From 1391 to 1389, the people of Lubeck built a canal from the river Trave to the river Elbe. It is called the Stecknitz canal and was supposed to make the shipping and trading of salt easier. But despite these efforts, the city´s political influence and trading power began to decrease, even though its status as a flourishing metropolis of craftwork initially made up for this. Renowned wood-sculpturers and painters exported their works - the famous winged altars, for example - into the entire Baltic region. But too many factors caused Lubeck´s power to vanish - the maritime trade moved westward, after the New World had been discovered, and the reformation had made Lubeck Protestant and proclaimed individuality. A turning away from the Hanseatic League was inevitable. In 1669, the last Hanseatic conference took place in Lubeck, attended by 9 out of an initial 100 members.

The extension of the fortifications and clever diplomacy saved Lubeck from taking part in the Thirty Years War. In 1806, the neutral city was forcibly drawn into the fight between the Prussian army under Blücher´s command and the French. It suffered heavy casualties.
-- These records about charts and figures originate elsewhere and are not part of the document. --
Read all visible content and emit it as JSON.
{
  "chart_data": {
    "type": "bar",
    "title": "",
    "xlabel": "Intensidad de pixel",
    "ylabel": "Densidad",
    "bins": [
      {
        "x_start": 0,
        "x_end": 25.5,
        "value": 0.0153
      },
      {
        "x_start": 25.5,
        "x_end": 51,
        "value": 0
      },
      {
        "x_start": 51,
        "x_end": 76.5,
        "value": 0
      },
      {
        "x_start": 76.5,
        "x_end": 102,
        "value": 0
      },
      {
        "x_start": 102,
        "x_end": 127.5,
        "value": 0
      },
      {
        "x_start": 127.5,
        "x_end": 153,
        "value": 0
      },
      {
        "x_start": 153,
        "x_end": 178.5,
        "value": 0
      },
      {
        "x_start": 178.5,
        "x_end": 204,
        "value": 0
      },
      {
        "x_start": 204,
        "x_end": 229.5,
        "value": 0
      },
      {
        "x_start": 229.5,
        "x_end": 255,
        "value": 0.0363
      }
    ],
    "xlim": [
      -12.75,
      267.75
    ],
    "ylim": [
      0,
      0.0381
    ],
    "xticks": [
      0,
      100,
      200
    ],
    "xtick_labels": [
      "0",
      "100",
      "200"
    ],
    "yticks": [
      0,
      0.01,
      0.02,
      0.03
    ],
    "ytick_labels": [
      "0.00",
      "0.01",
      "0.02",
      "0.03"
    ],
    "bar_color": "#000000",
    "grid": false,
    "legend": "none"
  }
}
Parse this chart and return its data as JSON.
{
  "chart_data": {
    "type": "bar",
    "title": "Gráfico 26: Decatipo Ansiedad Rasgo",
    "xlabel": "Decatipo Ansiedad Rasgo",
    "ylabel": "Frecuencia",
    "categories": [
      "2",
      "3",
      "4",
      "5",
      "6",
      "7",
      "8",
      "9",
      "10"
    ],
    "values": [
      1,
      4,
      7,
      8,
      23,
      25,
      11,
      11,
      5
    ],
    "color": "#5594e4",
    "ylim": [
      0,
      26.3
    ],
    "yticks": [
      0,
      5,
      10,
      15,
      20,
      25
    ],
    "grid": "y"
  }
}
Napoleon´s Continental System (1806-12) and contributions harmed the trading city enormously. In 1813, the city was eventually liberated from occupation. Under Bismarck´s reign Lubeck became an independent province within the German Kaiserreich in 1871. It lost its status as a district in its own right through the Groß-Hamburg-Gesetz (greater Hamburg Law), when it was administered to Schleswig-Holstein, which was Prussian at the time.

The hardest time in the history of Lubeck began when an allied bomb raid destroyed one fifth of the historic Old Town during the night of Palm Sunday on March 29th 1942. The area around St. Mary's was particularly badly damaged. Of the seven naves which used to tell of Lubeck´s wealth, St. Aegidien's and St. Jacob's were the only ones left. The Swiss author and diplomat Carl Jacob Burckhardt, among others, saw to it that Lubeck was not entirely destroyed. He was president of the Red Cross at the time and maintained that Lubeck´s harbour was used for shipping goods to allied prisoners of war. Out of gratitude for preventing further attacks, the city admitted him as a freeman.

It took many years and great efforts to reconstruct the city. Houses were renovated, facades were rebuilt according to their original designs and up to 1961 the naves were pulled up again with a lot of help from the citizens of Lubeck.

Some "architectural sins" are undoubtedly to be found in Lubeck, and somewhat controversial decisions are sometimes taken within the renovation of old buildings, but as a whole the city´s Old Town certainly is something to be proud of. It is characterised by a large number of valuable monuments from various eras. UNESCO declared this unique ensemble of Old Town merchant houses of the Gothic, Renaissance, Baroque and Classic periods with their churches, monasteries, alleys, warehouses and city gates part of the world´s cultural heritage in 1987.